An ailing child, Xiao relied on the massage service of a village doctor to ease his severe muscular pains. That experience inspired him to become a doctor himself.
Yet it was all but impossible to fulfill his dream. His impoverished parents could not afford his education beyond high school, and he needed desperately to earn his own living. As a young adult, he learned palm-reading, but always longed to study medicine and save lives.
Xiao offered to be an apprentice for village doctors in his hometown and his perseverance eventually convinced one of them.
"The doctor asked me to use a syringe to draw medicine out of a vial, a kind of fine motor test," said Xiao. He did well and passed the test.
Starting in 1984, he apprenticed at the clinic in his home village for two years and then studied at a local medical school for another three years.
In 1989, he earned the qualification required to be a general practitioner and returned to his home village. But no patient came during his first five days at work. The villagers, unconvinced of his competence, would rather go to the neighboring villages for consultation.
"I refused to be frustrated, knowing that I needed to improve myself to gain their trust," said Xiao. He read medical books whenever he had time and cherished every patient who came to see him.
During a visit to provide primary home care to an elderly villager, his professionalism and kindness moved both the patient and her granddaughter. The young woman later became his wife and assistant.
Xiao makes about 3,000 yuan ($412) a month, just about the average income level in Jiangxi Province, but devotes all his time to his work.
"The clinic is open 24 hours a day, seven days a week and our mobile phones are always on," said Huang Shuzhen, Xiao's wife. "When the patients cannot find him, they will call me."
Today, the clinic provides primary care for at least 200 villagers, but as Xiao's reputation grows, more patients from neighboring areas come to consult him, too.
"We all trust Dr Xiao," said Luo Cixiu, 67. "It's so convenient to have a doctor close to home." A hypertension patient, Luo said a primary care visit costs her 27 yuan.

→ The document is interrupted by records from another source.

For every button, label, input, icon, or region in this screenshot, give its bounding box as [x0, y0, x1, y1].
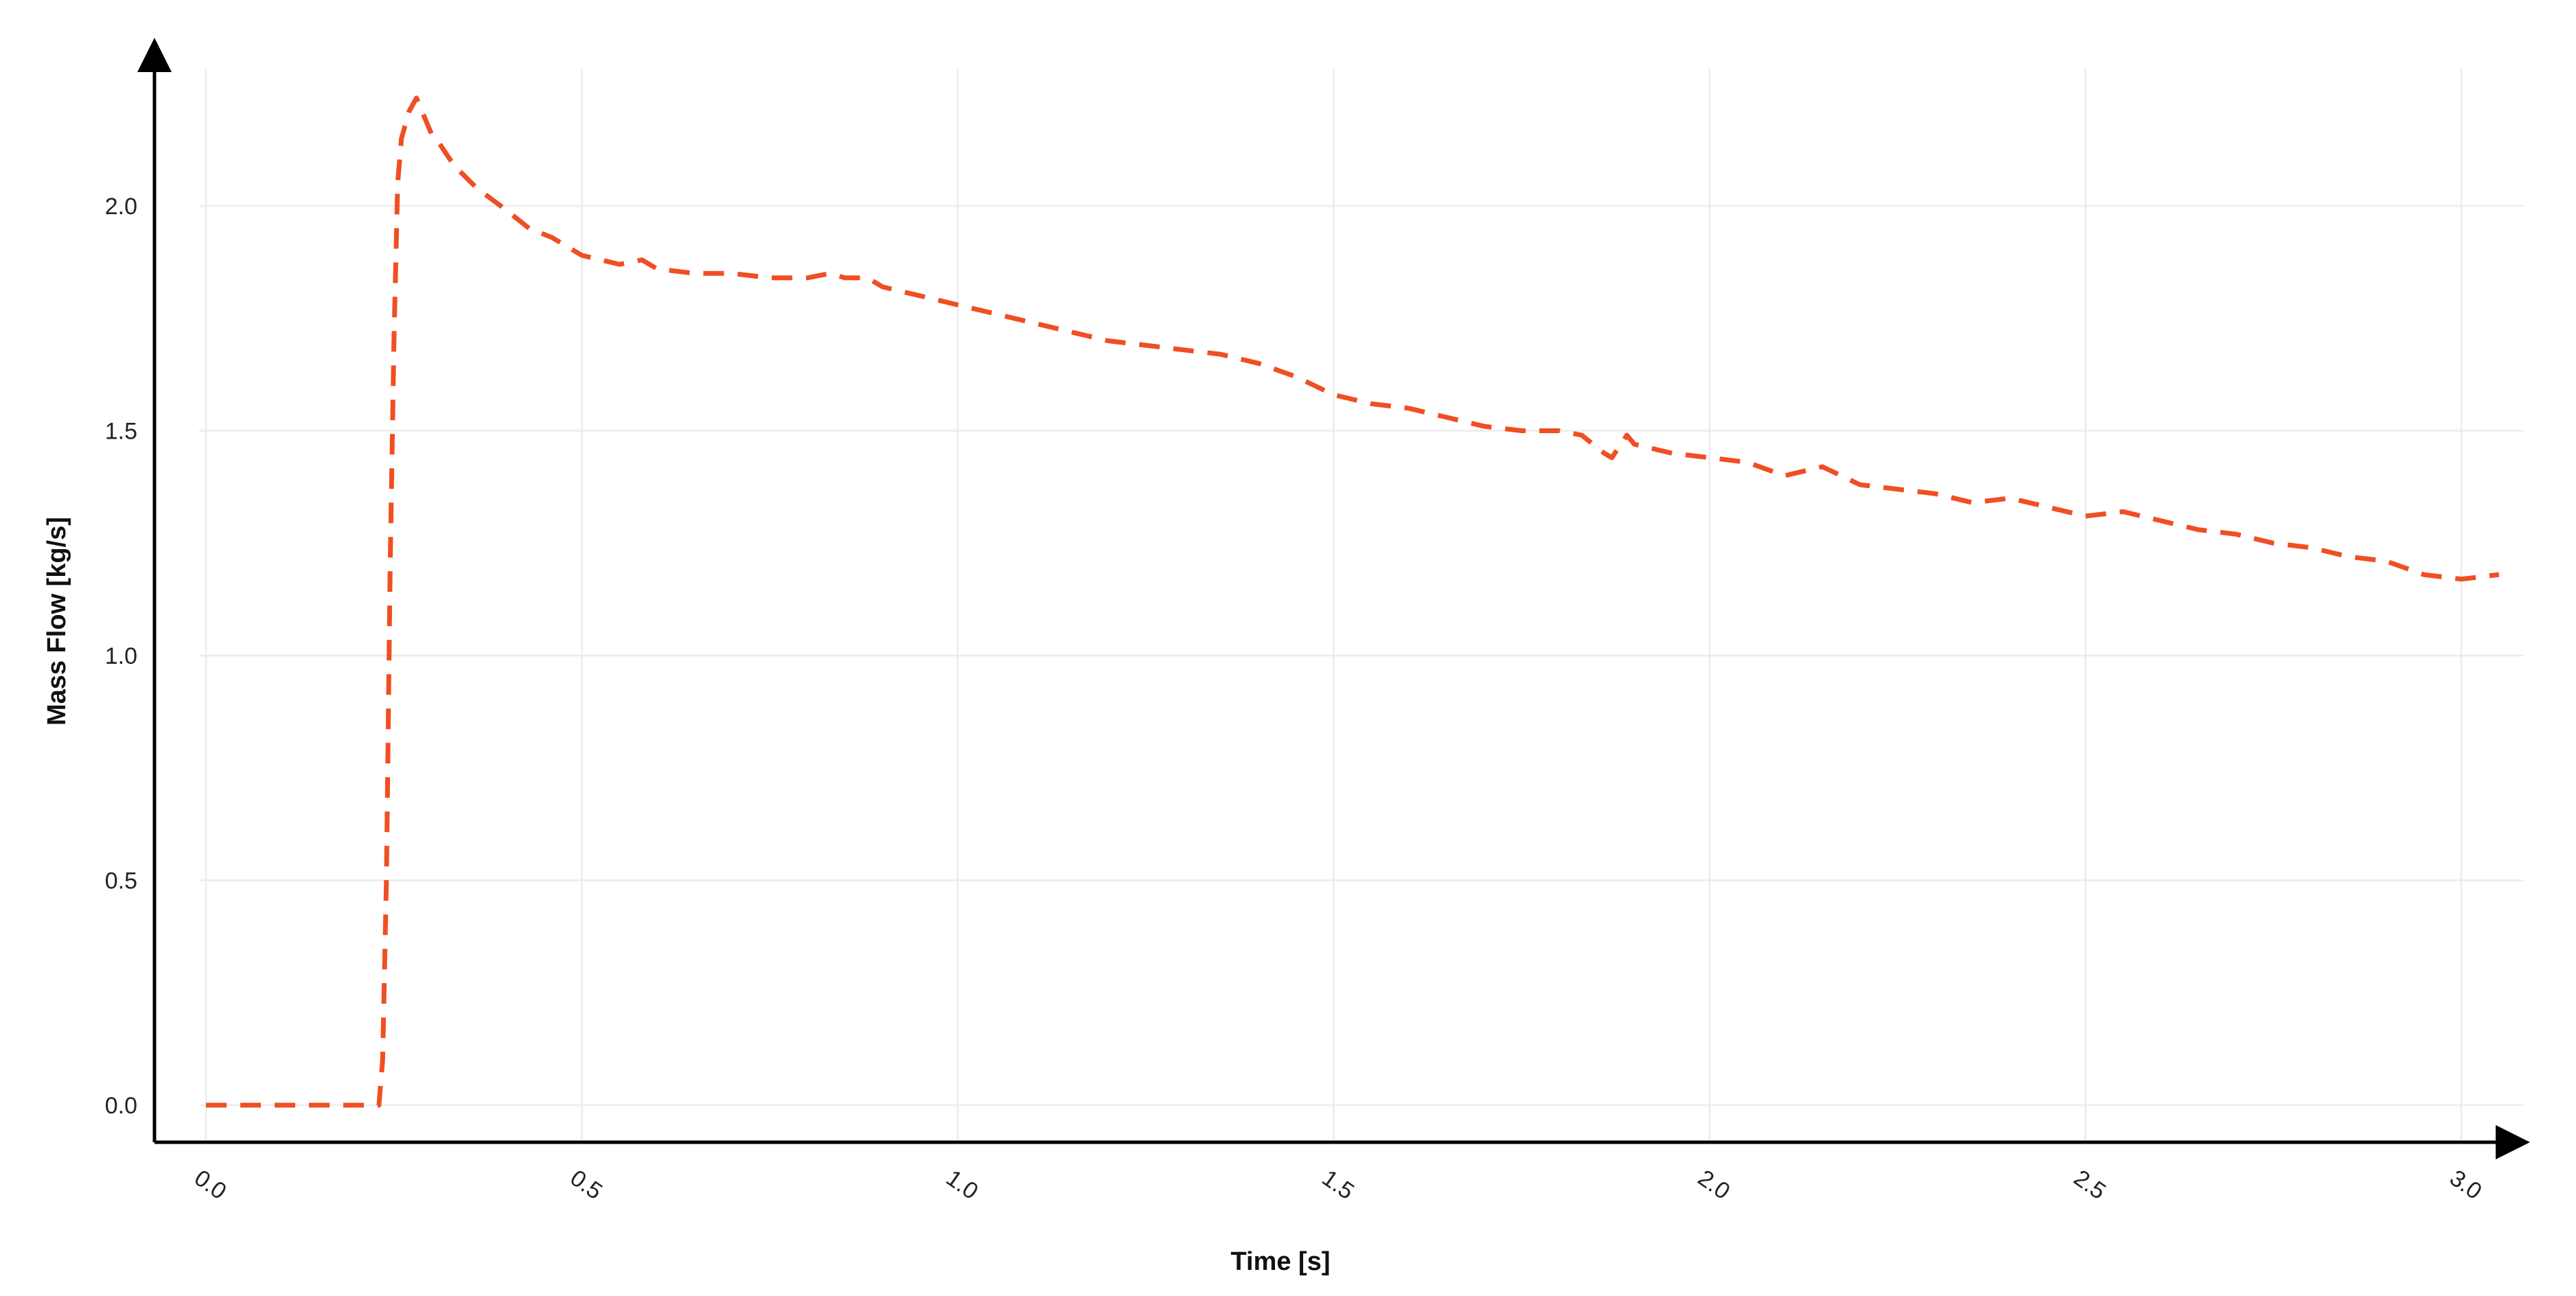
y-tick-label: 2.0	[105, 194, 137, 220]
x-tick-label: 2.0	[1693, 1165, 1735, 1205]
series-layer	[206, 95, 2500, 1108]
x-tick-label: 2.5	[2069, 1165, 2111, 1205]
x-tick-label: 3.0	[2445, 1165, 2487, 1205]
x-axis-ticks: 0.0 0.5 1.0 1.5 2.0 2.5 3.0	[189, 1165, 2487, 1205]
y-tick-label: 1.5	[105, 419, 137, 445]
grid	[199, 69, 2523, 1139]
x-tick-label: 1.5	[1318, 1165, 1359, 1205]
x-tick-label: 0.5	[566, 1165, 608, 1205]
y-tick-label: 0.0	[105, 1093, 137, 1119]
y-tick-label: 1.0	[105, 643, 137, 669]
x-tick-label: 0.0	[189, 1165, 231, 1205]
series-line	[206, 95, 2500, 1108]
x-axis-title: Time [s]	[1230, 1247, 1330, 1276]
y-axis-title: Mass Flow [kg/s]	[43, 517, 71, 726]
y-axis-ticks: 0.0 0.5 1.0 1.5 2.0	[105, 194, 137, 1119]
axes	[137, 38, 2530, 1159]
x-tick-label: 1.0	[941, 1165, 983, 1205]
y-tick-label: 0.5	[105, 868, 137, 894]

China is intensifying efforts to build a team of general practitioners for its vast rural areas. As of the end of 2021, nearly 1.15 million village doctors were working to provide timely and efficient primary care to the rural population, according to figures published by the National Health Commission.
The country will celebrate its national Doctors' Day on Saturday, an initiative to honor its clinical physicians and their vital role in society.
Dr Xiao knows the special date, but for him it is just another ordinary working day.